From Macedonia many of the Celts wandered north to the Danube valley where they mixed with other Celtic tribes to give birth to the Scordisci. The remainder crossed the Hellespont into Asia Minor to plunder yet more Greek city states. Similarly, along the Thracian coast, Greek cities were so browbeaten by the Celts that they were forced to pay tribute to the barbarians. Other Celtic tribes wandered farther northeast, crossing the Prute and Dnester Rivers into Scythia (Ukraine/Southern Russia).
The Celtic crisis proved short-lived, the barbarians being defeated by Antigonus Gonatus, the pretender to the Macedonian throne, at Lysimacheia in 277 BC. Antigonus’ Greek victory was paralleled by Antiochus I’s triumph over the Asia Minor Celts in 275. The barbarian survivors were settled in northern Phrygia where they gave their name to Galatia. The Galatians refused to settle down peacefully, however, and continued to harry the western coastlines and raid all the way into Syria.
After a period of relative quiet, the Roman Republic was likewise beset with further Gallic invasions. Twice, in Gallic forays of 360 BC and again in 349, battle was avoided when the combatants lost their nerve. On the former occasion the Romans sought safety behind their walls, while on the latter it was the Gauls who withdrew before a force of Romans and Latins. In 331, the Senones concluded a peace with Rome that for a time gave Rome a respite.

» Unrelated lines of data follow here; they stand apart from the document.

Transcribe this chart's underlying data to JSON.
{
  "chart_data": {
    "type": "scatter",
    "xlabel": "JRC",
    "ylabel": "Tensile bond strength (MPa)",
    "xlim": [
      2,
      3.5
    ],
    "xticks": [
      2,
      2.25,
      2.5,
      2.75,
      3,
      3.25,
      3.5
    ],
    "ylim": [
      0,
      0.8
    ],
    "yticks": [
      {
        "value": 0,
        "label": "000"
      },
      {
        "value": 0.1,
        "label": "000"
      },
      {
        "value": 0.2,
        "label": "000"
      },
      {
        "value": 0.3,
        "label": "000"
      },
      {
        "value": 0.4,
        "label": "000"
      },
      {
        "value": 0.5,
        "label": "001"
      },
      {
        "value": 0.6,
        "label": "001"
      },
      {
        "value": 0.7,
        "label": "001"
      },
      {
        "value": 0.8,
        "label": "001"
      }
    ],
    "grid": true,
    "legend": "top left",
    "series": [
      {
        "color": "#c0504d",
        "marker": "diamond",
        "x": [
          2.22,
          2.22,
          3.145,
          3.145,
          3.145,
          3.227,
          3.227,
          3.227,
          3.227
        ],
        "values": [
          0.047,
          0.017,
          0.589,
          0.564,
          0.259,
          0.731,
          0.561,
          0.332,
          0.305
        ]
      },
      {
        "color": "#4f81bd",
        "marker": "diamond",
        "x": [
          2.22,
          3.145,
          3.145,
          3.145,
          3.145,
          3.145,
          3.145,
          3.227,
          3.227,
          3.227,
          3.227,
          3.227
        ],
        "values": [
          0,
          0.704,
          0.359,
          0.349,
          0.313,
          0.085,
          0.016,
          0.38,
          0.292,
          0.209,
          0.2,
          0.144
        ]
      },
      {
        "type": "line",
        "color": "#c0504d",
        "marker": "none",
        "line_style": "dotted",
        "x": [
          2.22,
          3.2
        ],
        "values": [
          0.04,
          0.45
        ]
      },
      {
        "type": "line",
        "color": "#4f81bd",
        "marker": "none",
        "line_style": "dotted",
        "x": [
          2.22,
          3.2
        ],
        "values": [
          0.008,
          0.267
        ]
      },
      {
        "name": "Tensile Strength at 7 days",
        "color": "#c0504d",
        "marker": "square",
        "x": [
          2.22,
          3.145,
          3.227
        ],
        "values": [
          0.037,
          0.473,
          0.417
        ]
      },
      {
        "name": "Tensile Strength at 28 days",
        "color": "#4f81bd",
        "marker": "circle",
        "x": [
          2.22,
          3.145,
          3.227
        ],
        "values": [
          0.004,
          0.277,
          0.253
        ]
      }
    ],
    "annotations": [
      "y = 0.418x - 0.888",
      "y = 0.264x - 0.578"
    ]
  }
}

The peace between Senones and Romans came to an end in 295 BC. That year the Senones made common cause with the Samnites. Senones and Samnites destroyed a Roman army at Camerinum but then both met defeats by Roman arms at the battle of Sentinum. Sentinum saw the Romans marshal an army of up to 40,000 men, at the time probably the largest concentration of troops ever seen in Italy.

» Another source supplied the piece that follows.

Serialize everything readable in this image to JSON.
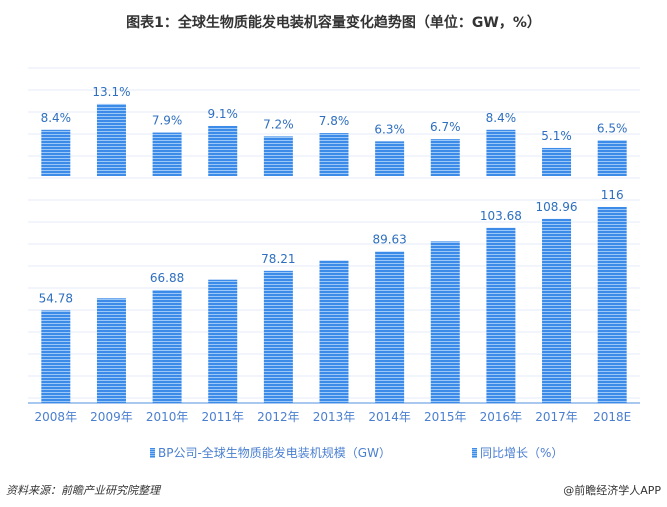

In 284 BC another foray by the Senones put Etruscan Arretium under siege and wiped out a Roman relief force, killing its praetor (army commander), Lucius Caecilius. In reprisal the Romans struck into the invader’s homeland. The Senones were expelled from their land, which was so thoroughly scorched that it remained a wasteland for fifty years.

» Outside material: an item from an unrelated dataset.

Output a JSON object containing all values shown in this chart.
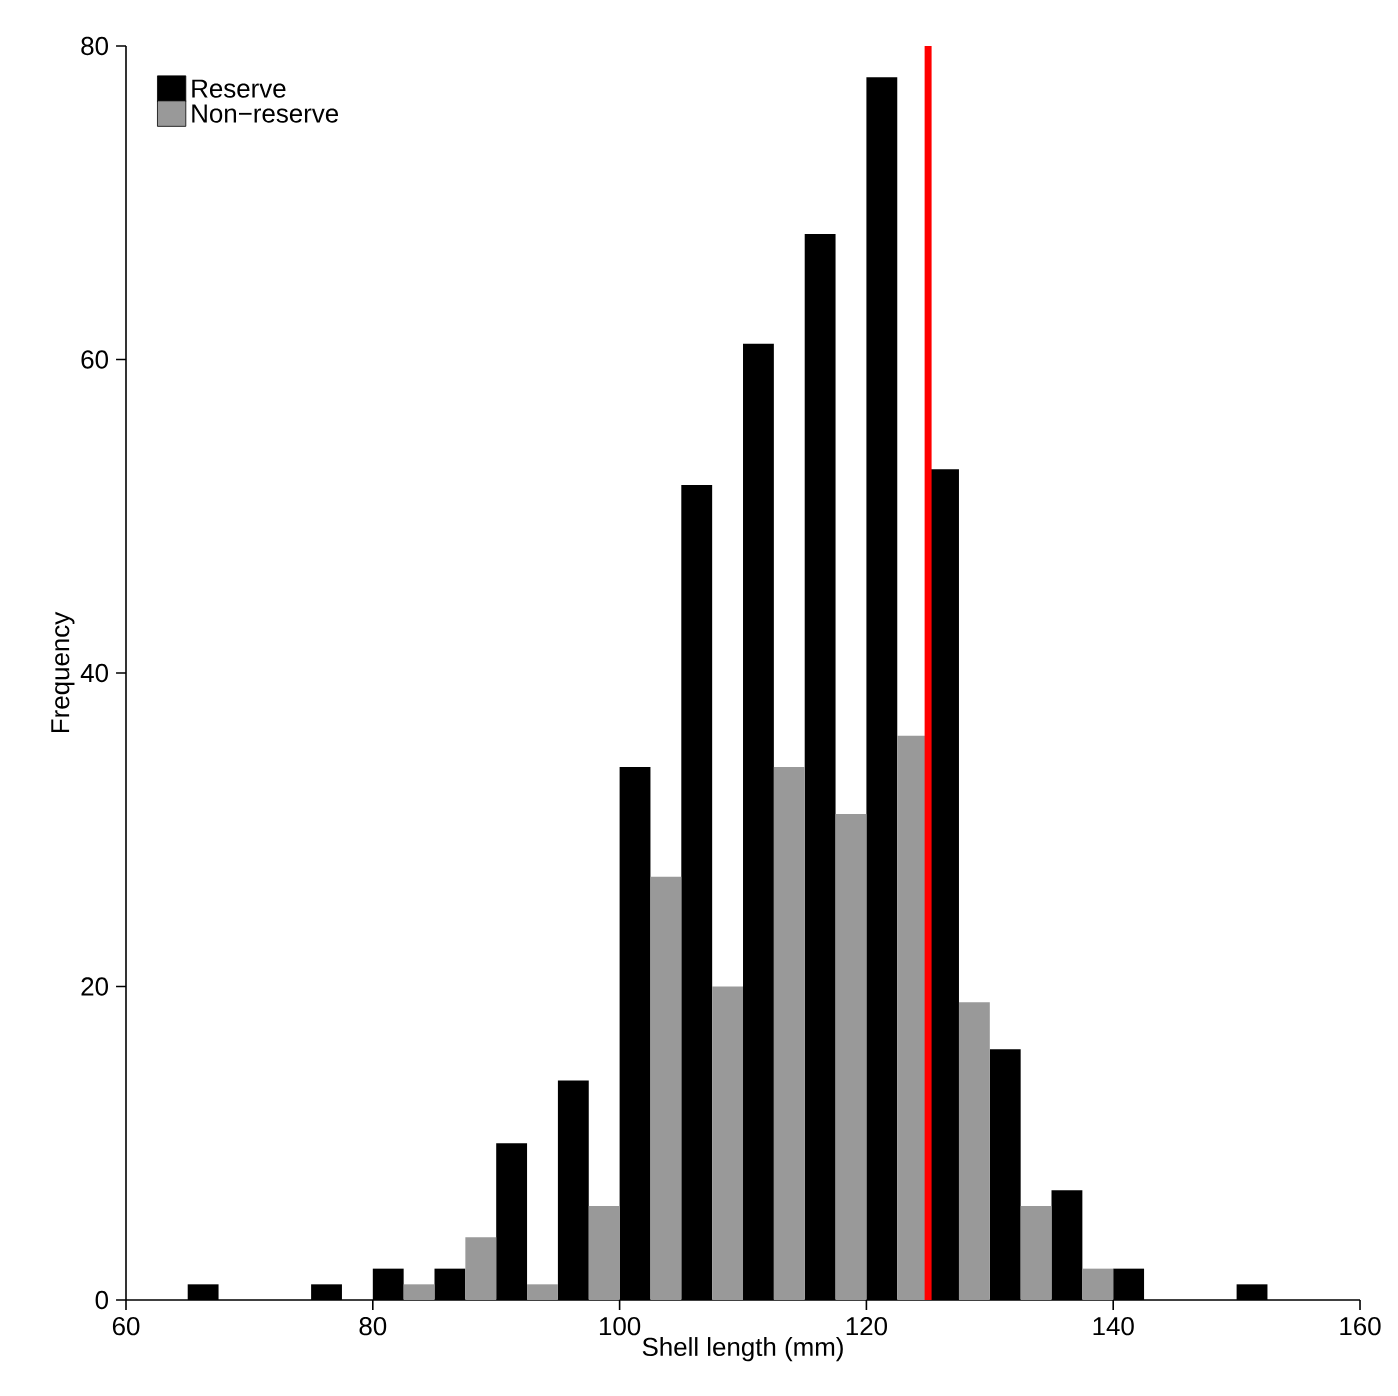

The neighboring Boii feared that unless Roman power was crushed, they would share the fate of the Senones. Joined by Etruscans in 283 BC, who abandoned the Roman cause, the combined army reached within fifty miles of Rome. At Lake Vadimo the Boii–Etruscan alliance went down in defeat, with most of the Etruscans cut to pieces. A second Boii–Etruscan invasion the next year proved no more fruitful and resulted in a peace treaty.
Caught between Gauls and Romans, the future of the Etruscan cities looked increasingly dim. Even when the Etruscan league finally united against Rome in 359 BC, and even when aided by the Gauls in 283, they could not overcome the sons of Mars. In the Etruscan city of Tarquinia, scenes of demons and monsters of the underworld replaced tomb frescos once radiant with depictions of joyous banquets, dancers and musicians. All over Etruria, the writing was literally on the wall. The Etrurian sun was setting, just as that of the Gauls and the Romans was on the rise. But Italy would know only one master. The final battle had yet to be fought.